In the meanwhile, some of the most famous footballers have come to Man United — some of the recent ones being David Beckham, Roy Keane, Steve Bruce, Mark Hughes and Paul Ince — and not all of them are around. Not all of them have been Ferguson’s best buddies either.
Five years ago, Ferguson acknowledged kicking a soccer shoe in an angry tirade, which struck David Beckham and left a gash above his left eye that needed several stitches to close. The incident occurred after United’s 2-0 loss to Arsenal in the fifth round of the FA Cup. Ferguson stormed into the dressing room and kicked the cleated shoe, which struck Beckham, who was the England captain at that time. Yet, it was Beckham who had to later look for alternative employment, not Ferguson.
It has helped that Ferguson has delivered the goods. He has won more trophies than any other manager in the history of English football. He has been named Manager of the Year more times than anyone else. Through it all, the man has remained unshakeable across the tumbling decades.
He has also defied age to embrace modernity.

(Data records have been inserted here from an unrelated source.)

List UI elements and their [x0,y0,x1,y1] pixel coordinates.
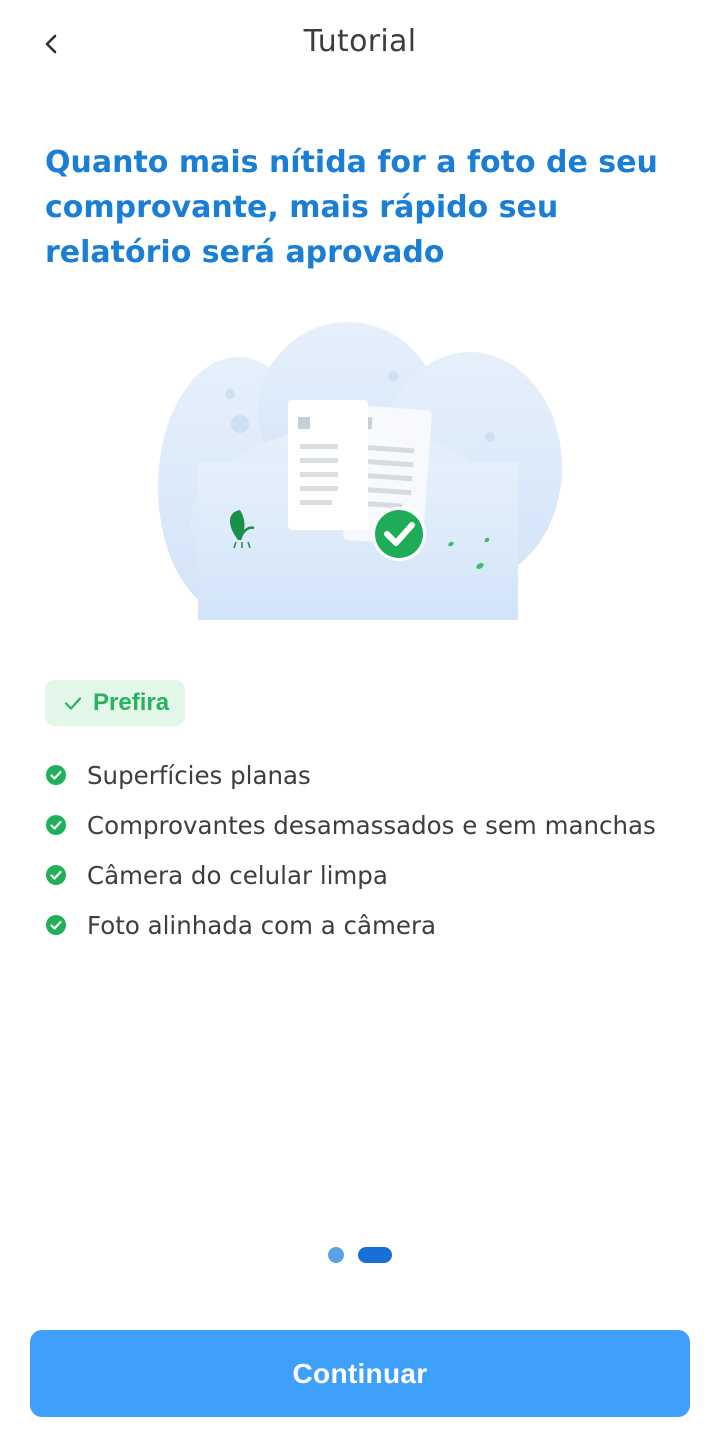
check-circle-icon [46,765,66,785]
check-circle-icon [46,915,66,935]
page-dot-2-active[interactable] [358,1247,392,1263]
page-indicator [0,1247,720,1263]
tutorial-headline: Quanto mais nítida for a foto de seu com… [45,145,658,270]
approved-receipts-illustration [158,322,562,620]
app-header: Tutorial [0,0,720,88]
check-circle-icon [46,815,66,835]
prefer-badge: Prefira [45,680,186,726]
approved-check-icon [372,507,426,561]
tip-item: Comprovantes desamassados e sem manchas [45,800,705,850]
page-title: Tutorial [303,24,417,59]
check-circle-icon [46,865,66,885]
prefer-badge-label: Prefira [93,689,170,716]
tip-item: Superfícies planas [45,750,705,800]
continue-button[interactable]: Continuar [30,1330,690,1417]
check-icon [64,697,82,710]
page-dot-1[interactable] [328,1247,344,1263]
tip-item: Foto alinhada com a câmera [45,900,705,950]
tip-item: Câmera do celular limpa [45,850,705,900]
tips-list: Superfícies planas Comprovantes desamass… [45,750,705,950]
receipt-front [288,400,368,530]
tip-text: Câmera do celular limpa [87,860,388,890]
tip-text: Comprovantes desamassados e sem manchas [87,810,656,840]
tip-text: Foto alinhada com a câmera [87,910,437,940]
tip-text: Superfícies planas [87,760,311,790]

He has moved seamlessly from 4-4-2 to 4-3-3, and several nuanced points in between, while rebuilding what a British writer called “a series of Uniteds”.
Ferguson’s career is a lesson to football club owners, many of whom have been impatient with their managers. As Paul Ince, who was recently sacked as manager of Blackburn Rovers, says, Ferguson was 20 minutes away from being sacked in 1990 until Mark Robins scored that famous winner against Nottingham Forest in the FA Cup.